General Galapagos (voiced by Kurtwood Smith) is a Tyrannosaurus who is the boss of the Thunderlizards. He oversees the missions of the Terrible Thunderlizards to hunt down the humans but is continually frustrated that they never accomplish their mission.

===Dr. Steggy===
Dr. Steggy is a Stegosaurus scientist (voiced by Charlie Adler) who works for the Jurassic City Military. He has a nephew called Huckleberry (voiced by Cam Clarke) who befriends the humans, Bill and Scooter.

===Mr. T-Rex===
Mr. T-Rex is Galapagos's best soldier. He is a Tyrannosaurus who is based on and voiced by Mr. T. Mr. T-Rex is a parody of Mr. T's characters Clubber Lang from Rocky III and B. A. Baracus from The A-Team, even using some of Mr. T's popular catch phrases. His anger frequently gets him into trouble resulting in the Thunderlizards having to save him.

===Nate the Dragon===
Nate the Dragon (voiced by Nathan Wang) is a Velociraptor who is a stealth and martial arts expert using uses a Bo staff.

===El Gordo===
El Gordo is a small Ceratosaurus who is an expert in camouflage and can disappear by sticking a plant in his hat.

===Bill & Scooter===
Bill (voiced by Charlie Adler) and Scooter (voiced by Curtis Armstrong) are the two humans—Homo sapiens, called "mankinds"—that the Thunderlizards try to eliminate so they will never evolve into the humans of today. Both Bill and Scooter wear animal skins and shoes. While both are aware that the Thunderlizards are trying to kill them, they have no idea why, being unaware of the anti-human prejudice from Dinosaur City.

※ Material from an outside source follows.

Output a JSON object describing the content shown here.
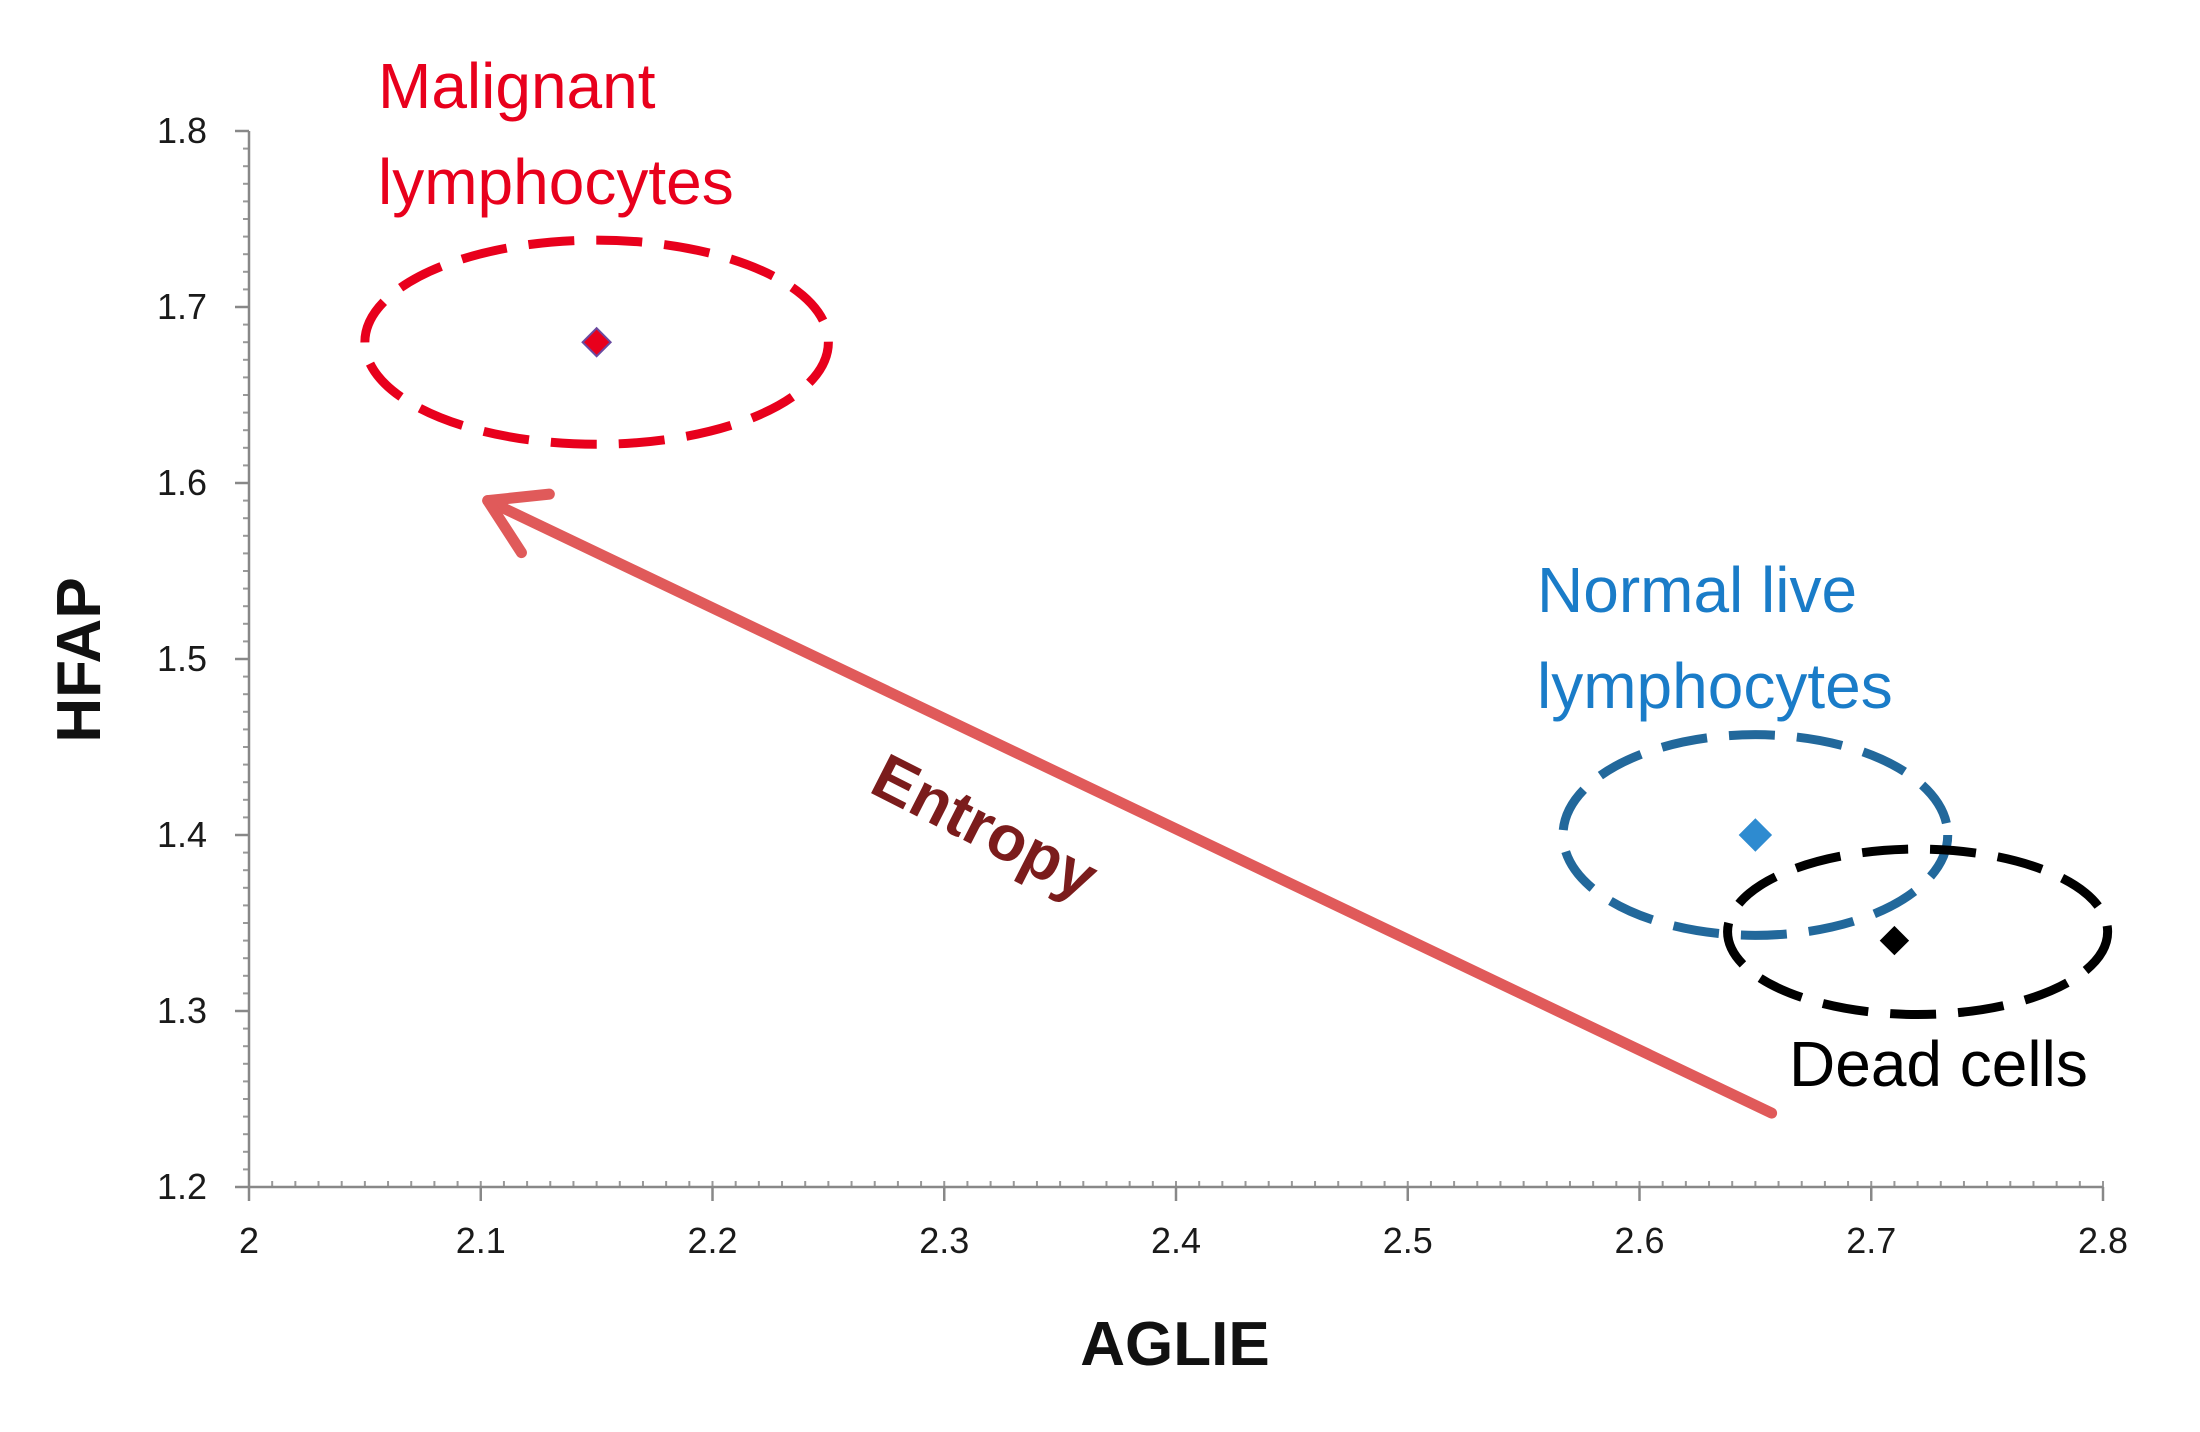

In spite of this, they befriend Huckleberry, who initially wished to keep them as pets, in the episode "Ice Age Capades".

===Babs===
Babs is the first female human and was created by dinosaur scientists using recovered genetic material from Bill and Scooter spliced together, then doubling the X-chromosome to create a female. Her name comes from the acronym for Bio-engineered Animated Biped Specimen (BABS). The Thunderlizards' goal was to use Babs to entrap the two men for the dinosaurs. However, Babs is more intelligent than them and abandons her original mission to live alone in the jungle. In later appearances, Babs tries to use Bill and Scooter to further her aspirations.

===The Thuggosaurs===
The Thuggosaurs are a race of black-hooded skeletal undead dinosaurs that live in the X-Zone on the outskirts of Jurassic City. The Thuggosaurs are a parody of the hooded and mutated survivors living in the Forbidden Zone from the films Beneath the Planet of the Apes and Battle for the Planet of the Apes. Thuggo (voiced by Brad Garrett in most appearances, understudied by Kurtwood Smith in four episodes) is a Megalosaurus who is the leader of the Thuggosaurs. Biff is Thuggo's wimpy, flower-loving, second-in-command.

===The Primates===
The primates are a group of simians who co-exist in the X-Zone like Bill and Scooter, whom they regard as backward and primitive. They are more advanced than the humans, living in condominiums and with an advanced social structure.